La propuesta intercultural, sin embargo, no está exenta de tensiones. Uno de sus principales desafíos consiste en evitar caer en un esencialismo inverso que idealice los saberes ancestrales sin someterlos también a una crítica rigurosa. No se trata de sustituir una hegemonía por otra, sino de construir un espacio de co-creación que reconozca la complejidad y la diversidad de las culturas, incluidas sus contradicciones internas.

Otro riesgo importante es la cooptación institucional del discurso intercultural, especialmente en contextos estatales y académicos, donde puede perder su potencia crítica y convertirse en una retórica vacía. “La interculturalidad no debe ser una política de inclusión subordinada, sino una práctica transformadora que cuestione los cimientos del poder colonial-moderno”. Esto implica una vigilancia constante sobre los usos y abusos del término, y una disposición a mantener viva su carga disruptiva.

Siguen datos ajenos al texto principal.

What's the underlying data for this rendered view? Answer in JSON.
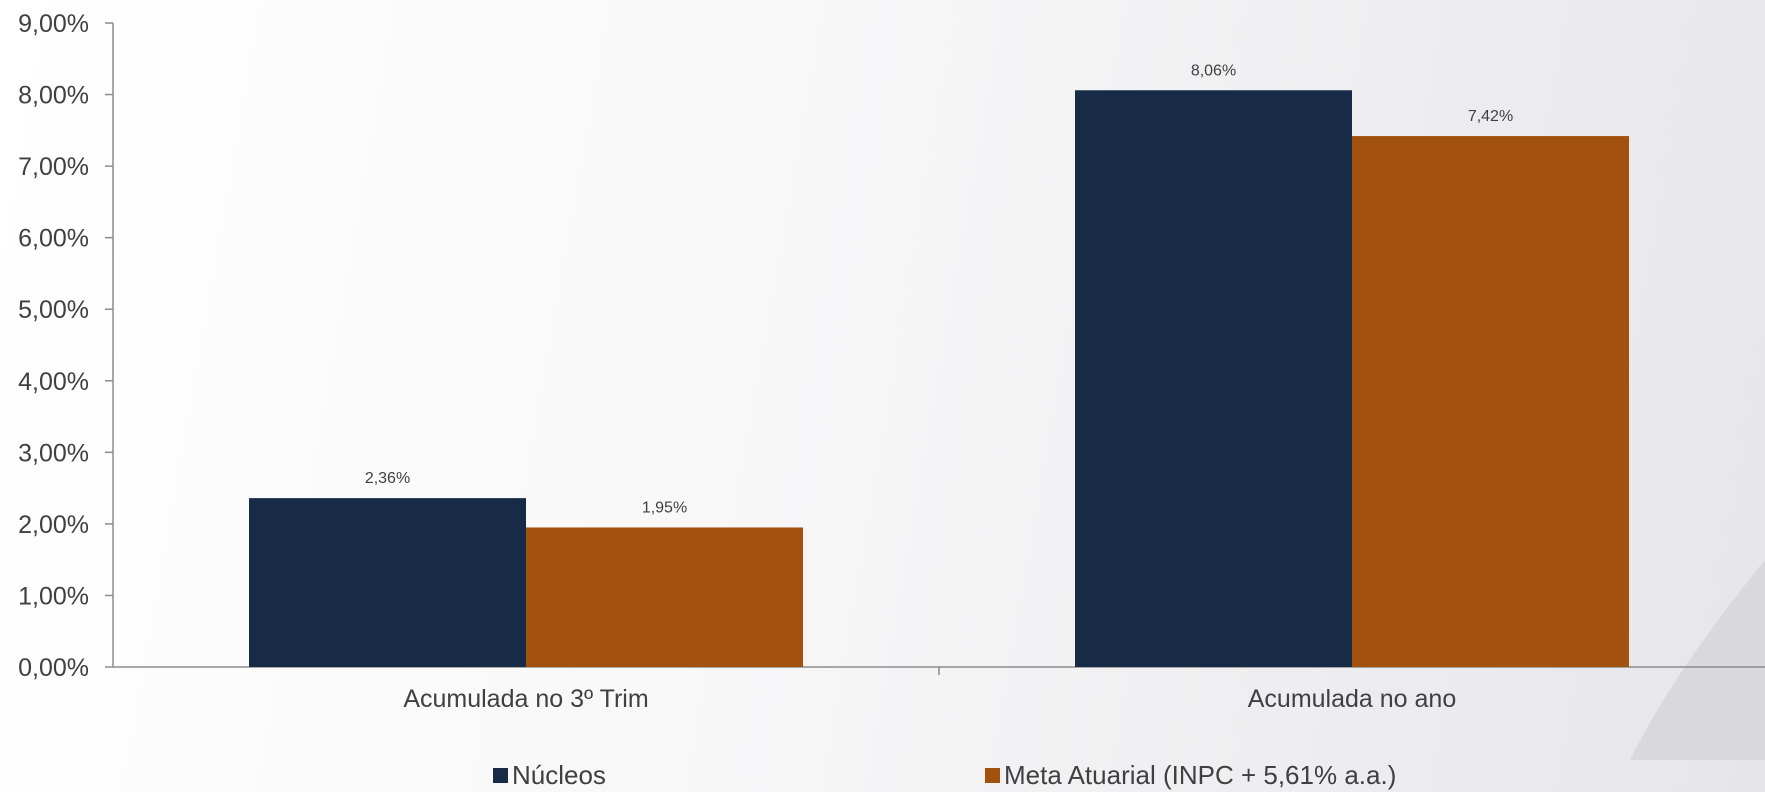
{
  "chart_data": {
    "type": "bar",
    "categories": [
      "Acumulada no 3º Trim",
      "Acumulada no ano"
    ],
    "series": [
      {
        "name": "Núcleos",
        "values": [
          2.36,
          8.06
        ],
        "labels": [
          "2,36%",
          "8,06%"
        ],
        "color": "#172b47"
      },
      {
        "name": "Meta Atuarial (INPC + 5,61% a.a.)",
        "values": [
          1.95,
          7.42
        ],
        "labels": [
          "1,95%",
          "7,42%"
        ],
        "color": "#a3510f"
      }
    ],
    "ylim": [
      0,
      9
    ],
    "y_ticks": [
      "0,00%",
      "1,00%",
      "2,00%",
      "3,00%",
      "4,00%",
      "5,00%",
      "6,00%",
      "7,00%",
      "8,00%",
      "9,00%"
    ],
    "xlabel": "",
    "ylabel": "",
    "grid": false,
    "legend_position": "bottom"
  }
}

En definitiva, la interculturalidad no es una consigna, ni una moda académica, ni una estrategia de marketing político. Es una apuesta radical por repensar el mundo desde sus márgenes, una invitación a desandar los caminos del pensamiento único y a abrirse a una pluralidad de saberes, lenguajes y mundos posibles. Su fuerza no reside en ofrecer un nuevo sistema cerrado, sino en sostener el movimiento de apertura, de escucha y de transformación recíproca.

En un momento histórico en que las crisis ecológicas, sociales y epistémicas se entrelazan en un colapso civilizatorio, esta propuesta se presenta como una alternativa profunda y urgente. No se trata de adaptar las culturas subalternas al modelo dominante, sino de permitir que lo dominante se desestabilice, se descentre, se deje afectar por aquello que ha excluido. En este gesto reside su potencia transformadora: no en la armonía forzada, sino en la tensión creativa de lo diverso. “Otro mundo es posible”, reza una consigna. La interculturalidad crítica sugiere que ese mundo ya existe, en los bordes, en los intersticios, en las resistencias que no se dejan domesticar por la lógica del uno. Lo que está en juego, entonces, no es solo una nueva forma de relación entre culturas, sino una nueva forma de habitar la humanidad.

REFERENCIA BIBLIOGRÁFICA

Estermann, J. (2010). Interculturalidad: Vivir la diversidad. Instituto Superior Ecuménico Andino de Teología (ISEAT).